Strona:Bronisław Rejchman - Wycieczka do Morskiego Oka przez przełęcz Mięguszowiecką.djvu/19

Ta strona została przepisana.

— Muszę znowu usiąść, rzekł p. W.
— Napij się pan tylko kilka kropel araku, rzekłem, a siły z pewnością powrócą. Jestto zapewne tylko nerwowe osłabienie, dodałem nauczony doświadczeniem, potrzeba więc dać nerwom bodźca.
P. W. nachylił do ust manierkę... z śliwowicą.
Nikczemy trunek, rzekł, ale jednak alkohol.
Po chwili ruszyliśmy z miejsca, za pół godziny może, byliśmy na tarasie górskim, okolonym amfiteatralnie nagiemi szczytami, na którym jezioro Czeskie rozlewa swe czarne wody.
Trzeba było obejść bokiem stawu, aby się dostać do miejsca, gdzie była reszta towarzystwa.
Siedzieli oni na urwisku, z którego było widać wodospad z góry.
Kładliśmy się po kolei na piersiach w miejscu skąd widok był najlepszy. Nachyliwszy głowę ku przepaści, gdyż występ skały zasłaniał wodospad, widzieliśmy w wielkim formacie ów srébrzysty słup wody, który się rozpryskiwał na drobne kropelki, a który z dołu niewielką wstęgą się wydawał.
Patrzyłbym tak bardzo długo, gdyby można było dłużéj utrzymać głowę w téj nienaturalnéj pozycyi. Piękność rywalizowała z potęgą, aby nęcić ku sobie wzrok wędrowca. Zresztą zmrok zaczął zapadać i profesor dał znak do ruszenia z miejsca.
Trzeba było obrać dogodne miejsce do rozłożenia obozu.
Szliśmy jeszcze z kwadrans po tarasie, usianym wielkiemi zwałami skał, pomiędzy któremi rosła trawa i kosodrzewina. Szczekanie dużych białych psów dowodziło, że taras ten nie jest bezludnym. Jakoż wkrótce przybiegli pastuchy, którzy zapał psów ochłodzili i ujrzeliśmy centrum téj czasowéj kolonii pasterskiéj, ognisko pod skałą, która jednym swym, ściętym ukośnie bokiem, jakby dach nad niém tworzyła.
Była to koléba, schronienie bacy i starszego juchasa[1].

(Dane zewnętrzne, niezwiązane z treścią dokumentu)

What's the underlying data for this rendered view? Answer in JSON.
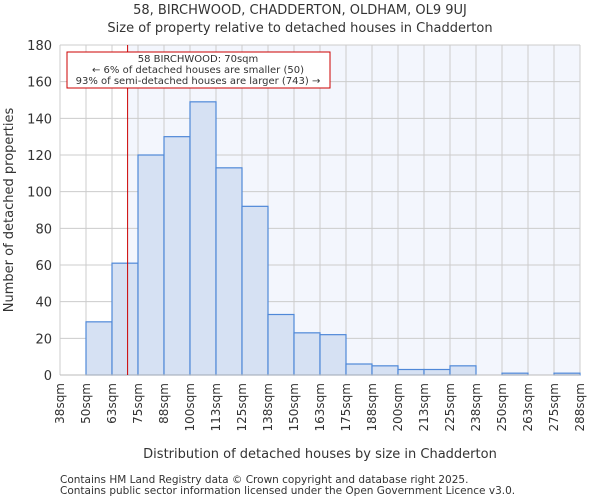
{
  "chart_data": {
    "type": "bar",
    "title": "58, BIRCHWOOD, CHADDERTON, OLDHAM, OL9 9UJ",
    "subtitle": "Size of property relative to detached houses in Chadderton",
    "xlabel": "Distribution of detached houses by size in Chadderton",
    "ylabel": "Number of detached properties",
    "x_ticks": [
      "38sqm",
      "50sqm",
      "63sqm",
      "75sqm",
      "88sqm",
      "100sqm",
      "113sqm",
      "125sqm",
      "138sqm",
      "150sqm",
      "163sqm",
      "175sqm",
      "188sqm",
      "200sqm",
      "213sqm",
      "225sqm",
      "238sqm",
      "250sqm",
      "263sqm",
      "275sqm",
      "288sqm"
    ],
    "bin_edges": [
      37.5,
      50,
      62.5,
      75,
      87.5,
      100,
      112.5,
      125,
      137.5,
      150,
      162.5,
      175,
      187.5,
      200,
      212.5,
      225,
      237.5,
      250,
      262.5,
      275,
      287.5
    ],
    "values": [
      0,
      29,
      61,
      120,
      130,
      149,
      113,
      92,
      33,
      23,
      22,
      6,
      5,
      3,
      3,
      5,
      0,
      1,
      0,
      1
    ],
    "y_ticks": [
      0,
      20,
      40,
      60,
      80,
      100,
      120,
      140,
      160,
      180
    ],
    "ylim": [
      0,
      180
    ],
    "grid": true,
    "marker": {
      "value": 70,
      "color": "#cc0000"
    },
    "annotation": {
      "line1": "58 BIRCHWOOD: 70sqm",
      "line2": "← 6% of detached houses are smaller (50)",
      "line3": "93% of semi-detached houses are larger (743) →"
    },
    "colors": {
      "bar": "#d6e1f3",
      "bar_edge": "#4f88d8",
      "bg_right": "#f3f6fd",
      "grid": "#cccccc"
    }
  },
  "footer": {
    "line1": "Contains HM Land Registry data © Crown copyright and database right 2025.",
    "line2": "Contains public sector information licensed under the Open Government Licence v3.0."
  }
}
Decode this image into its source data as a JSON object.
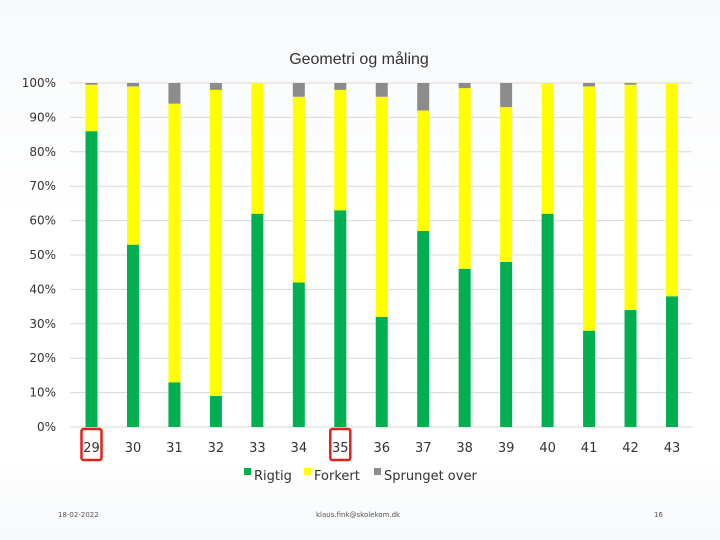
{
  "chart_data": {
    "type": "bar",
    "stacked": true,
    "percent_stacked": true,
    "title": "Geometri og måling",
    "xlabel": "",
    "ylabel": "",
    "ylim": [
      0,
      100
    ],
    "y_ticks": [
      "0%",
      "10%",
      "20%",
      "30%",
      "40%",
      "50%",
      "60%",
      "70%",
      "80%",
      "90%",
      "100%"
    ],
    "grid": true,
    "legend_position": "bottom",
    "categories": [
      "29",
      "30",
      "31",
      "32",
      "33",
      "34",
      "35",
      "36",
      "37",
      "38",
      "39",
      "40",
      "41",
      "42",
      "43"
    ],
    "highlighted_categories": [
      "29",
      "35"
    ],
    "highlight_color": "#e0221b",
    "series": [
      {
        "name": "Rigtig",
        "color": "#00b050",
        "values": [
          86,
          53,
          13,
          9,
          62,
          42,
          63,
          32,
          57,
          46,
          48,
          62,
          28,
          34,
          38
        ]
      },
      {
        "name": "Forkert",
        "color": "#ffff00",
        "values": [
          13.5,
          46,
          81,
          89,
          38,
          54,
          35,
          64,
          35,
          52.5,
          45,
          38,
          71,
          65.5,
          62
        ]
      },
      {
        "name": "Sprunget over",
        "color": "#8c8c8c",
        "values": [
          0.5,
          1,
          6,
          2,
          0,
          4,
          2,
          4,
          8,
          1.5,
          7,
          0,
          1,
          0.5,
          0
        ]
      }
    ]
  },
  "footer": {
    "date": "18-02-2022",
    "email": "klaus.fink@skolekom.dk",
    "page": "16"
  }
}
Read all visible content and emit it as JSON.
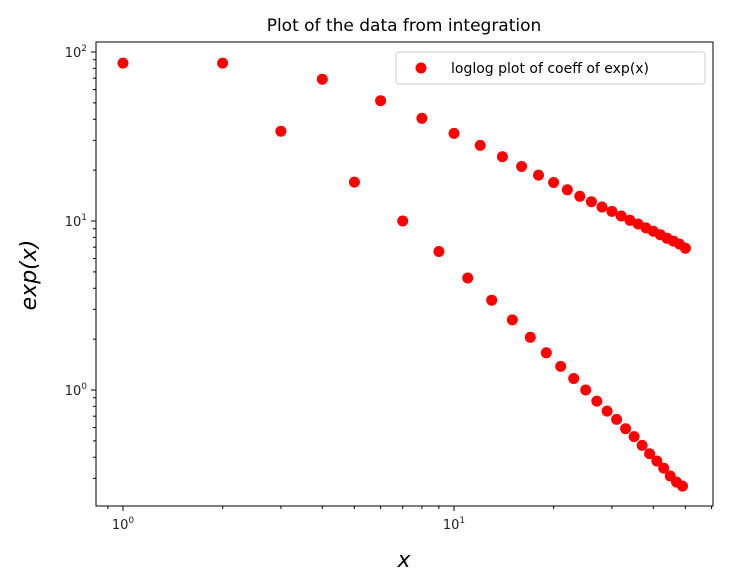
{
  "chart_data": {
    "type": "scatter",
    "title": "Plot of the data from integration",
    "xlabel": "x",
    "ylabel": "exp(x)",
    "xscale": "log",
    "yscale": "log",
    "xlim": [
      0.8,
      55
    ],
    "ylim": [
      0.2,
      120
    ],
    "grid": false,
    "legend_position": "top-right",
    "marker_color": "#ff0000",
    "x_ticks": [
      {
        "base": "10",
        "exp": "0"
      },
      {
        "base": "10",
        "exp": "1"
      }
    ],
    "y_ticks": [
      {
        "base": "10",
        "exp": "0"
      },
      {
        "base": "10",
        "exp": "1"
      },
      {
        "base": "10",
        "exp": "2"
      }
    ],
    "series": [
      {
        "name": "loglog plot of coeff of exp(x)",
        "points": [
          [
            1,
            86.0
          ],
          [
            2,
            86.0
          ],
          [
            3,
            34.0
          ],
          [
            4,
            69.0
          ],
          [
            5,
            17.0
          ],
          [
            6,
            51.5
          ],
          [
            7,
            10.0
          ],
          [
            8,
            40.5
          ],
          [
            9,
            6.6
          ],
          [
            10,
            33.0
          ],
          [
            11,
            4.6
          ],
          [
            12,
            28.0
          ],
          [
            13,
            3.4
          ],
          [
            14,
            24.0
          ],
          [
            15,
            2.6
          ],
          [
            16,
            21.0
          ],
          [
            17,
            2.05
          ],
          [
            18,
            18.7
          ],
          [
            19,
            1.66
          ],
          [
            20,
            16.9
          ],
          [
            21,
            1.38
          ],
          [
            22,
            15.3
          ],
          [
            23,
            1.17
          ],
          [
            24,
            14.0
          ],
          [
            25,
            1.0
          ],
          [
            26,
            13.0
          ],
          [
            27,
            0.86
          ],
          [
            28,
            12.1
          ],
          [
            29,
            0.75
          ],
          [
            30,
            11.4
          ],
          [
            31,
            0.67
          ],
          [
            32,
            10.7
          ],
          [
            33,
            0.59
          ],
          [
            34,
            10.1
          ],
          [
            35,
            0.53
          ],
          [
            36,
            9.6
          ],
          [
            37,
            0.47
          ],
          [
            38,
            9.1
          ],
          [
            39,
            0.42
          ],
          [
            40,
            8.7
          ],
          [
            41,
            0.38
          ],
          [
            42,
            8.3
          ],
          [
            43,
            0.345
          ],
          [
            44,
            7.9
          ],
          [
            45,
            0.31
          ],
          [
            46,
            7.6
          ],
          [
            47,
            0.285
          ],
          [
            48,
            7.3
          ],
          [
            49,
            0.27
          ],
          [
            50,
            6.9
          ]
        ]
      }
    ]
  }
}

Obaj oni dokładali kosodrzewiny do ledwo tlejącego się ognia. Zabiérali się do snu. Z dwóch stron ogniska, pod poczerniałym od dymu dachem kamiennym było dość miejsca dla obydwóch. Ogień pali się przez całą noc, skała od wiatru zasłania, więc śpią na gołéj ziemi, lepiéj jak wielcy mocarze świata. Niebardzo widać boją się

  1. Kolébą, nazywają górale szałas drewniany, skąd znaczenie jego rozciągnięte zostało na namiot, dach skalisty itd. Baca jest przedsiębiorcą karmienia i dojenia owiec przez lato. Juchas znaczy pasterz.